今日は朝から蒸し暑い。
もちろんクーラーはかけているが、庭の植木達に水をやるだけで、もうグッタリしてしまった。
さぁ、今日の晩御飯はどうしよう?
朝から考えた。
でも何のアイデアも浮かばない、笑。
私は昨日から体調が悪くて食欲もない。
長いこと料理の献立を考えていると、私の頭にふと
姑の顔が浮かんだ。
姑、とは言ったものの、私は離婚してしまっているので、もう姑ではなくなってしまったのだが、何と呼んだら良いのか分からないので、以下、姑、と書くことにする。
私の中では料理、と言えば姑、なのである。
とにかく料理が上手で、暖かく出すメインの品以外は午前中から作っていた。
本当に主婦の鏡のような人だった。
綺麗好きで、台所の流しにコップ一つ、洗わずに置かれている所を見た事がない。
私が元主人と結婚し、娘を妊娠するまでは毎週2〜3回、晩御飯をご馳走になり、
週末もまた、一緒に外食を楽しんだ。
考えたら、ほとんど毎日である、笑
私は恵まれた嫁で、食べた食器を下げた事くらいはあるが、皿洗いしたり、何かお料理を作ったり、というようなお手伝いをした記憶が全くない。
姑がしなくてよい、といつも私を止めるのだ。
きっと大部分の方は、「それは反対の意味だ、
無理やりにでも手伝うのが常識!そんな言葉を真に受けたのか?」と思うだろう。笑
だが姑は、私に洗い物をさせないために、そして気を遣わせないように、「私は自分の決まったやり方があるから、自分でやらないとスッキリしないのよ。だから置いておいてくれる方が嬉しいの。

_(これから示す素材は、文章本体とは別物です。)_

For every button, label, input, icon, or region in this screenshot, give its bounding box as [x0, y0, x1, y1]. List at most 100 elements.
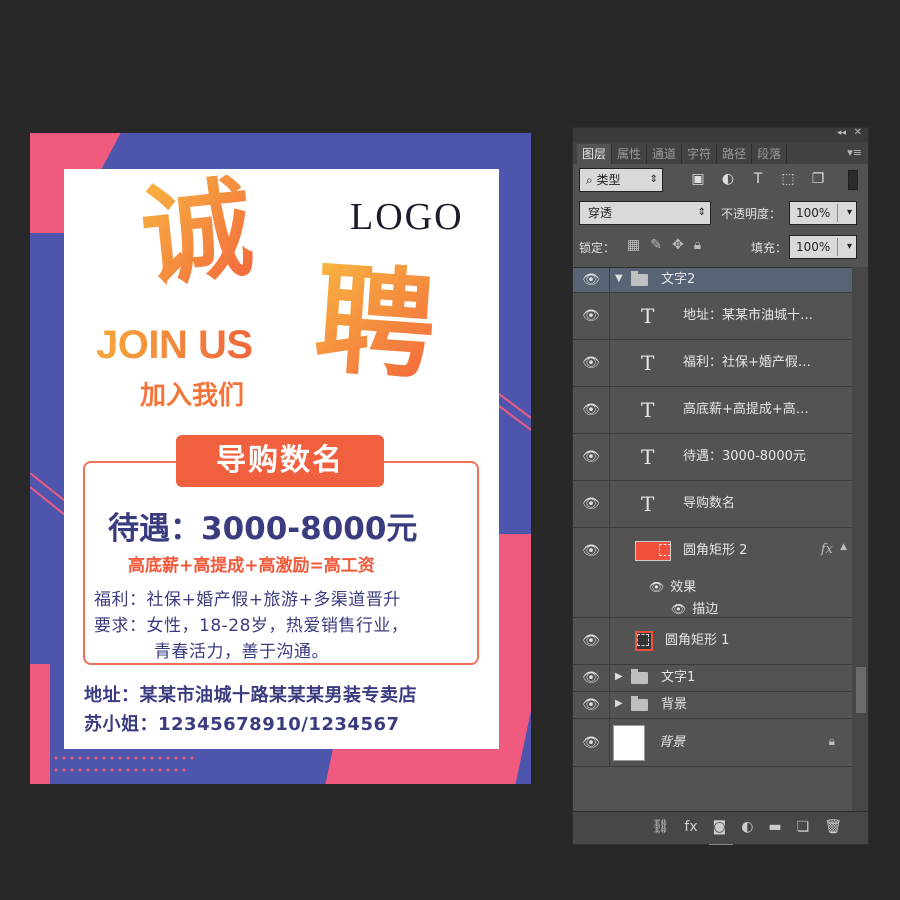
blend-mode-select[interactable]: 穿透 ⇕ [579, 201, 711, 225]
tab-layers[interactable]: 图层 [577, 144, 613, 164]
layer-name: 背景 [659, 734, 686, 750]
tab-properties[interactable]: 属性 [612, 144, 648, 164]
effects-label: 效果 [670, 580, 697, 595]
filter-kind-select[interactable]: ⌕ 类型 ⇕ [579, 168, 663, 192]
eye-icon[interactable]: 👁︎ [581, 543, 601, 559]
requirements-line-1: 要求：女性，18-28岁，热爱销售行业， [94, 616, 409, 636]
dropdown-arrow-icon[interactable]: ▾ [847, 202, 852, 224]
new-layer-icon[interactable]: ❏ [797, 819, 810, 835]
tab-paragraph[interactable]: 段落 [752, 144, 788, 164]
type-layer-icon: T [641, 351, 655, 375]
layer-group-text1[interactable]: 👁︎ ▶ 文字1 [573, 665, 853, 692]
eye-icon[interactable]: 👁︎ [581, 633, 601, 649]
layer-text-slogan[interactable]: 👁︎ T 高底薪+高提成+高… [573, 387, 853, 434]
eye-icon[interactable]: 👁︎ [581, 402, 601, 418]
shape-filter-icon[interactable]: ⬚ [779, 170, 797, 188]
trash-icon[interactable]: 🗑︎ [824, 819, 842, 835]
expand-triangle-icon[interactable]: ▼ [615, 273, 623, 284]
eye-icon[interactable]: 👁︎ [581, 697, 601, 713]
filter-icons: ▣ ◐ T ⬚ ❐ [689, 170, 827, 188]
title-char-pin: 聘 [310, 247, 440, 398]
tab-channels[interactable]: 通道 [647, 144, 683, 164]
lock-icon: 🔒︎ [828, 734, 835, 748]
collapse-effects-icon[interactable]: ▲ [840, 542, 847, 552]
smart-object-filter-icon[interactable]: ❐ [809, 170, 827, 188]
add-mask-icon[interactable]: ◙ [713, 819, 727, 835]
divider [609, 618, 610, 664]
blend-row: 穿透 ⇕ 不透明度： 100% ▾ [579, 201, 864, 227]
opacity-label: 不透明度： [721, 207, 782, 221]
resize-grip[interactable] [708, 844, 733, 847]
divider [609, 293, 610, 339]
panel-titlebar: ◂◂ ✕ [573, 127, 868, 142]
layer-group-background[interactable]: 👁︎ ▶ 背景 [573, 692, 853, 719]
layer-name: 圆角矩形 1 [665, 633, 730, 648]
layer-text-position[interactable]: 👁︎ T 导购数名 [573, 481, 853, 528]
effects-row[interactable]: 👁︎ 效果 [649, 576, 696, 595]
eye-icon[interactable]: 👁︎ [649, 580, 664, 594]
layer-group-text2[interactable]: 👁︎ ▼ 文字2 [573, 268, 853, 293]
eye-icon[interactable]: 👁︎ [671, 602, 686, 616]
type-filter-icon[interactable]: T [749, 170, 767, 188]
layer-background[interactable]: 👁︎ 背景 🔒︎ [573, 719, 853, 767]
folder-icon [631, 669, 648, 684]
blend-mode-value: 穿透 [588, 206, 613, 220]
layer-rounded-rect-1[interactable]: 👁︎ 圆角矩形 1 [573, 618, 853, 665]
fill-value: 100% [796, 240, 831, 254]
eye-icon[interactable]: 👁︎ [581, 670, 601, 686]
stroke-effect-label: 描边 [692, 602, 719, 617]
add-style-icon[interactable]: fx [684, 819, 697, 835]
layers-scrollbar[interactable] [852, 267, 868, 811]
divider [609, 340, 610, 386]
layer-text-address[interactable]: 👁︎ T 地址：某某市油城十… [573, 293, 853, 340]
layer-name: 背景 [661, 697, 688, 712]
dropdown-arrow-icon[interactable]: ▾ [847, 236, 852, 258]
lock-position-icon[interactable]: ✥ [672, 237, 684, 253]
eye-icon[interactable]: 👁︎ [581, 496, 601, 512]
search-icon: ⌕ [586, 173, 597, 187]
eye-icon[interactable]: 👁︎ [581, 449, 601, 465]
footer-icons: ⛓ fx ◙ ◐ ▬ ❏ 🗑︎ [652, 819, 842, 835]
tab-character[interactable]: 字符 [682, 144, 718, 164]
collapse-panel-icon[interactable]: ◂◂ [837, 128, 846, 138]
divider [609, 665, 610, 691]
eye-icon[interactable]: 👁︎ [581, 735, 601, 751]
filter-toggle-switch[interactable] [848, 170, 858, 190]
slogan-text: 高底薪+高提成+高激励=高工资 [128, 556, 375, 576]
scrollbar-thumb[interactable] [856, 667, 866, 713]
fill-field[interactable]: 100% ▾ [789, 235, 857, 259]
link-layers-icon[interactable]: ⛓ [652, 819, 670, 835]
layer-name: 待遇：3000-8000元 [683, 449, 806, 464]
lock-all-icon[interactable]: 🔒︎ [694, 237, 701, 253]
close-icon[interactable]: ✕ [854, 127, 862, 138]
new-group-icon[interactable]: ▬ [768, 819, 781, 835]
opacity-field[interactable]: 100% ▾ [789, 201, 857, 225]
expand-triangle-icon[interactable]: ▶ [615, 698, 623, 709]
layers-panel: ◂◂ ✕ 图层 属性 通道 字符 路径 段落 ▾≡ ⌕ 类型 ⇕ ▣ ◐ T ⬚… [572, 127, 869, 845]
lock-pixels-icon[interactable]: ✎ [650, 237, 662, 253]
eye-icon[interactable]: 👁︎ [581, 355, 601, 371]
panel-menu-icon[interactable]: ▾≡ [847, 146, 862, 159]
folder-icon [631, 696, 648, 711]
layer-text-benefits[interactable]: 👁︎ T 福利：社保+婚产假… [573, 340, 853, 387]
address-text: 地址：某某市油城十路某某某男装专卖店 [84, 685, 417, 706]
adjustment-filter-icon[interactable]: ◐ [719, 170, 737, 188]
title-char-cheng: 诚 [135, 162, 259, 303]
lock-transparency-icon[interactable]: ▦ [627, 237, 640, 253]
requirements-line-2: 青春活力，善于沟通。 [154, 642, 329, 662]
layer-text-salary[interactable]: 👁︎ T 待遇：3000-8000元 [573, 434, 853, 481]
layer-name: 文字2 [661, 272, 696, 287]
stroke-effect-row[interactable]: 👁︎ 描边 [671, 598, 718, 617]
fx-icon[interactable]: fx [821, 542, 833, 557]
eye-icon[interactable]: 👁︎ [581, 308, 601, 324]
layer-name: 导购数名 [683, 496, 736, 511]
divider [609, 481, 610, 527]
layer-rounded-rect-2[interactable]: 👁︎ 圆角矩形 2 fx ▲ 👁︎ 效果 👁︎ 描边 [573, 528, 853, 618]
new-adjustment-icon[interactable]: ◐ [741, 819, 753, 835]
expand-triangle-icon[interactable]: ▶ [615, 671, 623, 682]
image-filter-icon[interactable]: ▣ [689, 170, 707, 188]
lock-icons: ▦ ✎ ✥ 🔒︎ [627, 237, 701, 253]
tab-paths[interactable]: 路径 [717, 144, 753, 164]
eye-icon[interactable]: 👁︎ [581, 272, 601, 288]
layer-name: 高底薪+高提成+高… [683, 402, 809, 417]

」と私に言った。
また、私は元主人と学生、それも中学生の頃から知り合いで、いつも家に出入りをしていたので、普通の嫁姑関係にはならなかったのである。
姑はいつでも本当の娘のようにのびのびさせてくれた。
パジャマのような家着で家の中をウロウロさせてくれ、料理が出来上がると、「〇〇ちゃん、ご飯よ〜。」と呼んでくれた。

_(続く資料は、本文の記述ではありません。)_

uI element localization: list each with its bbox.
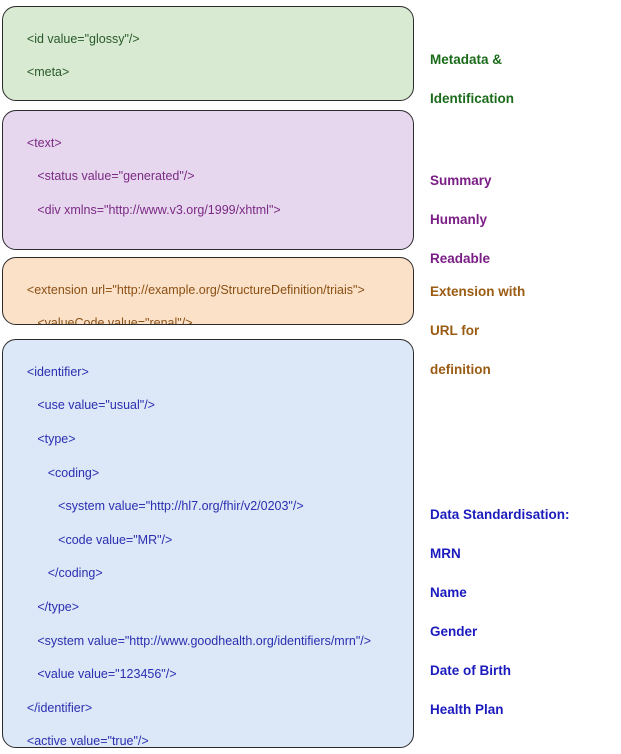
annotation-label-line: definition bbox=[430, 361, 491, 377]
annotation-label-line: Extension with bbox=[430, 283, 526, 299]
code-block-narrative: <text> <status value="generated"/> <div … bbox=[2, 110, 414, 250]
annotation-label-line: Health Plan bbox=[430, 701, 504, 717]
annotation-label-line: Date of Birth bbox=[430, 662, 511, 678]
annotation-label-line: Humanly bbox=[430, 211, 488, 227]
annotation-label-line: Gender bbox=[430, 623, 478, 639]
code-line: </type> bbox=[26, 599, 80, 614]
diagram-canvas: <id value="glossy"/> <meta> <lastUpdated… bbox=[0, 0, 621, 754]
annotation-label-line: Metadata & bbox=[430, 51, 503, 67]
annotation-label-line: Identification bbox=[430, 90, 514, 106]
code-line: <coding> bbox=[26, 465, 100, 480]
code-line: <meta> bbox=[26, 65, 70, 80]
annotation-label-line: URL for bbox=[430, 322, 480, 338]
code-line: <text> bbox=[26, 135, 62, 150]
code-line: <use value="usual"/> bbox=[26, 398, 155, 413]
code-line: <identifier> bbox=[26, 364, 89, 379]
code-line: <system value="http://hl7.org/fhir/v2/02… bbox=[26, 499, 304, 514]
code-block-extension: <extension url="http://example.org/Struc… bbox=[2, 257, 414, 325]
code-line: <lastUpdated value="2014-11-13T11:41:004… bbox=[27, 99, 323, 100]
code-line: <system value="http://www.goodhealth.org… bbox=[26, 633, 372, 648]
code-line: <id value="glossy"/> bbox=[26, 31, 140, 46]
annotation-label-line: MRN bbox=[430, 545, 461, 561]
code-block-metadata: <id value="glossy"/> <meta> <lastUpdated… bbox=[2, 6, 414, 101]
code-line: <div xmlns="http://www.v3.org/1999/xhtml… bbox=[26, 202, 281, 217]
annotation-label-line: Data Standardisation: bbox=[430, 506, 570, 522]
code-block-identifier: <identifier> <use value="usual"/> <type>… bbox=[2, 339, 414, 748]
annotation-label-standardisation: Data Standardisation: MRN Name Gender Da… bbox=[430, 485, 570, 739]
code-line: <value value="123456"/> bbox=[26, 667, 177, 682]
code-line: <active value="true"/> bbox=[26, 734, 149, 748]
annotation-label-line: Summary bbox=[430, 172, 492, 188]
code-line: </coding> bbox=[26, 566, 103, 581]
annotation-label-line: Name bbox=[430, 584, 467, 600]
code-line: <valueCode value="renal"/> bbox=[26, 316, 193, 325]
code-line: </identifier> bbox=[26, 700, 93, 715]
code-line: <type> bbox=[26, 431, 76, 446]
annotation-label-extension: Extension with URL for definition bbox=[430, 262, 525, 399]
annotation-label-metadata: Metadata & Identification bbox=[430, 30, 514, 128]
code-line: <extension url="http://example.org/Struc… bbox=[26, 282, 365, 297]
code-line: <code value="MR"/> bbox=[26, 532, 173, 547]
code-line: <status value="generated"/> bbox=[26, 169, 195, 184]
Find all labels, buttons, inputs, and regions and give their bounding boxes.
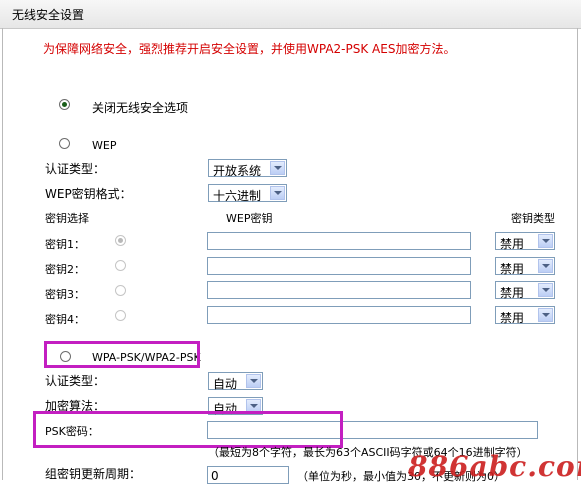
wpa-auth-label: 认证类型： [45,374,106,388]
radio-wep[interactable] [59,138,70,149]
key2-radio[interactable] [115,260,126,271]
wep-format-value: 十六进制 [213,189,262,203]
key4-input[interactable] [207,306,471,324]
key1-type-select[interactable]: 禁用 [495,232,555,251]
key1-radio[interactable] [115,235,126,246]
security-warning: 为保障网络安全，强烈推荐开启安全设置，并使用WPA2-PSK AES加密方法。 [43,42,456,56]
group-key-period-value: 0 [211,469,219,483]
key1-label: 密钥1： [45,238,85,251]
wep-auth-select[interactable]: 开放系统 [208,159,287,178]
key3-label: 密钥3： [45,288,85,301]
chevron-down-icon [270,161,285,175]
router-settings-page: 无线安全设置 为保障网络安全，强烈推荐开启安全设置，并使用WPA2-PSK AE… [0,0,581,484]
col-key-type: 密钥类型 [511,212,555,225]
wep-auth-value: 开放系统 [213,164,262,178]
group-key-period-input[interactable]: 0 [207,466,289,484]
chevron-down-icon [538,283,553,297]
key2-type-value: 禁用 [500,262,525,276]
chevron-down-icon [246,374,261,388]
disable-security-label: 关闭无线安全选项 [92,101,189,115]
chevron-down-icon [538,308,553,322]
wep-format-label: WEP密钥格式： [45,187,132,201]
key3-input[interactable] [207,281,471,299]
key1-type-value: 禁用 [500,237,525,251]
key4-label: 密钥4： [45,313,85,326]
wep-label: WEP [92,139,117,152]
highlight-wpa-option [44,341,200,368]
key2-input[interactable] [207,257,471,275]
panel-border-right [577,28,578,480]
highlight-psk-password [33,411,343,448]
chevron-down-icon [270,186,285,200]
key3-type-value: 禁用 [500,286,525,300]
key2-type-select[interactable]: 禁用 [495,257,555,276]
key4-type-select[interactable]: 禁用 [495,306,555,325]
key3-radio[interactable] [115,285,126,296]
key1-input[interactable] [207,232,471,250]
wpa-auth-select[interactable]: 自动 [208,372,263,391]
key2-label: 密钥2： [45,263,85,276]
key4-radio[interactable] [115,310,126,321]
key3-type-select[interactable]: 禁用 [495,281,555,300]
col-key-select: 密钥选择 [45,212,89,225]
chevron-down-icon [538,259,553,273]
page-title: 无线安全设置 [12,8,85,22]
chevron-down-icon [538,234,553,248]
panel-border-left [2,28,3,480]
radio-disable-security[interactable] [59,99,70,110]
wpa-auth-value: 自动 [213,377,238,391]
wep-auth-label: 认证类型： [45,162,106,176]
wep-format-select[interactable]: 十六进制 [208,184,287,203]
site-watermark: 886abc.com [408,450,581,483]
panel-header: 无线安全设置 [0,0,581,29]
col-wep-key: WEP密钥 [226,212,273,225]
key4-type-value: 禁用 [500,311,525,325]
group-key-period-label: 组密钥更新周期： [45,467,142,481]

年月が経ち、私が娘を妊娠し、少しつわりの症状が出た時期があった。
そんな時、姑は、40センチ正方形くらいの大きい、料亭が作るような仕出し弁当を入れる塗り箱に、10数種類のおかずをチョコチョコと見栄えよく入れ、
仕事帰りの元夫に毎日持たせてくれるのだった。
そのクオリティは本当に料亭並みだった。
私が「もうツワリは治りました。大丈夫です。」
というまで約2か月、毎日毎日、お弁当を作ってくれた。
私のツワリなんて、ちょっと気持ち悪いくらいで、1度もドラマのように洗面所で嘔吐したことすらないのに、笑
後に私が夫と不仲になってきた頃も、そして離婚するまでも、いや、離婚してからもしばらくは一緒にご飯を食べたものだ。
姑は外食も大好きだったので、しょっ中外食も共にした。
今日はそんな姑の手料理が急に思い出され、頭の中に私の好きだったメニューが浮かんだ。
エビがたくさん入ったピラフや、手で握ったとは思えないほど綺麗な三角のひじきの入ったおにぎり、
鮭おにぎり、ジャガイモがホクホクのグラタン、りんごを擦り入れて何日も炊き込んだカレー、里芋とベーコンの煮物、玉ねぎの甘味が溶けこんだ豚汁、ラザニア、キッシュ、和風、洋風、イタリアンを織り交ぜた様々な料理が思い出された。
しかしそんな手料理で私を甘やかし続けてくれた優しい姑は、その暖かかった家にはもういないのだ。
姑は今、ある施設に入居している。
姑のいない家はひっそりとして、いつも電気のついていた台所には誰もいない。
目を閉じるといつも台所にいた姑が目に浮かぶようだ。
姑は離婚した後も「〇〇ちゃん、元気?」と電話をくれた。
そして年月が過ぎ、寂しくなった時はいつも私に電話をして来て、近況を語った。
私はいつも孫娘である娘の話をして、元気のない姑の気分を盛り上げてから、電話を終えるのだった。
私は今、猛烈に、もう一度で良いからあの家で姑の作る手料理を食べてみたい、と思った。
家を守り、主婦として生きてきた姑の晩年はとても寂しいものになってしまった。
私は胸が潰れそうになった。
理由は色々あるとは言え、縁あって姑となった人の晩年を幸せなものに出来なかった自分が情けなくて、涙が出そうになった。
お義母さんに今、とても会いたい。